Потом он остановил машину, слез, начал обтирать тряпками, как лошадь, трактор, и вокруг заговорили.

Кто трогал удивленно и недоверчиво колеса, кто заглядывал внутрь, кто пытался дотянуться до руля. Тракторист, гордый и чуть взволнованный, отвечал сразу на все стороны.

— Колхоз-то там получится, скажи? — спросили его. — Что-то они долго рассуждают?

Тракторист сразу же закричал:

— Конечно, получится. Там баи еще воду мутят, но им несдобровать. Я оттуда только что. Будет колхоз, хотят назвать «Путь Октября»!

— Хорошее название, — сказал морщинистый, с длинной коричневой шеей крестьянин, — если так назовут, на путь твердо вступят. А баев мы добьем. Мы тоже три дня и три ночи спорили. А потом была наша победа…

Пока тракторист вед жаркую беседу с окружившими его туркменами, мы тоже обменивались впечатлениями от прошедшего дня.

— Трактор, — сказал наш спутник, инженер по ирригации Смирновский, большой человек, с иссиня-черным лицом от загара, в полотняной белой рубахе, синих военных штанах и брезентовых сапогах, — он теперь прочно войдет в хозяйство колхозной Туркмении. Сейчас, конечно, хлопот не оберешься. Колхозы ставить — новое дело. Там, глядишь, он и развалился от неуменья организаторов, там баи постарались, там — встал да, как говорится, влачит дни, ну, а иные взялись крепко, у них пойдет…

— Революция пришла в пустыню, — ответил молодой наш друг, туркмен Мурад, — у нас тридцатый год сейчас, а посмотрите, через десять лет не узнаете республику, будут такие колхозы, такие города, не то что Аннау, чьи развалины сегодня видели…

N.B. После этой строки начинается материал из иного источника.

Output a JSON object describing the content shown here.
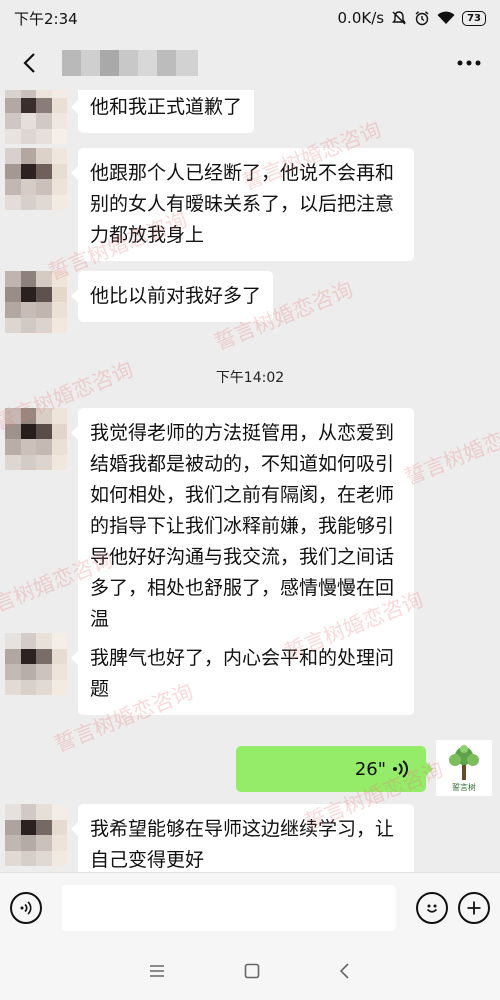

Мы действительно мимоходом осматривали и эти величавые руины, посреди которых уцелела, правда не целиком, мечеть. Мечеть эта вставала глиняной горой, с сохранившимся большим порталом, с легко вознесенной аркой и плоским куполом. Белые арабские вязи на синем фоне обводили странно выглядевшие на мечети изображения двух драконов с зелеными, тускло поблескивавшими хвостами.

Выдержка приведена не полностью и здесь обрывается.